The COVID-19 pandemic, he said, has only served to reinforce the importance and mission of the Nurse Corps.

"As we look at the pandemic and how we approached it, this year's Nurses Week theme, again, is very fitting for military nurses. Unified – it was and remains a unified effort across the services. Reliable – I can rely on the nurses that I've worked with to be able to take on any challenge in any setting under any conditions. Ready – the Nurse Corps is always ready for any challenge ahead," Myers said. "The challenges you face will never come at you in textbook manner, so the key is to be able to shift and adapt to the environment and COVID is a great example of that."

Nurses Week is an opportunity to pause and reflect, said Myers.

"We're running so hard the entire year and it provides us an opportunity to celebrate our profession and reflect on helping others, as well as collaborate, to come together as a group and say, 'Hey, here's what we learned and here are the things we can work on together,'" he said. "It's more than just a celebration, it's an opportunity to look at our practice and profession and make it better."
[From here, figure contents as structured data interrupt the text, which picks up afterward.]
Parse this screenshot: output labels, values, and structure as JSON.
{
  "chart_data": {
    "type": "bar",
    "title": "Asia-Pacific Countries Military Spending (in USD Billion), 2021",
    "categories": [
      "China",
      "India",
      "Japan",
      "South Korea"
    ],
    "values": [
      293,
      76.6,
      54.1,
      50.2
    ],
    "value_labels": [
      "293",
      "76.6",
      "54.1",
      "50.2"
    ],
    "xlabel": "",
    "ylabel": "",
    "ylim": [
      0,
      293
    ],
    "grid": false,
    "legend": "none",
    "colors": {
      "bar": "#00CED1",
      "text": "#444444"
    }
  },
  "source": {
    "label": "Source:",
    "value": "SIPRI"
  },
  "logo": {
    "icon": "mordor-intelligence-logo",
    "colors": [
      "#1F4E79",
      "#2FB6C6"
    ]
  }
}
Myers said he owes his career to his peers, predecessors, and leadership, within and outside of the Nurse Corps.

"It's truly an honor to be an Army nurse. I came into the Army to support my service obligation from four years of ROTC in college, and I always planned on departing at the four-year and one-day mark," Myers said. "Because of the nurses around me, my peers, the civilian nurses and all of the leaders in professions beyond nursing in the Army and the DOD, I'm still here."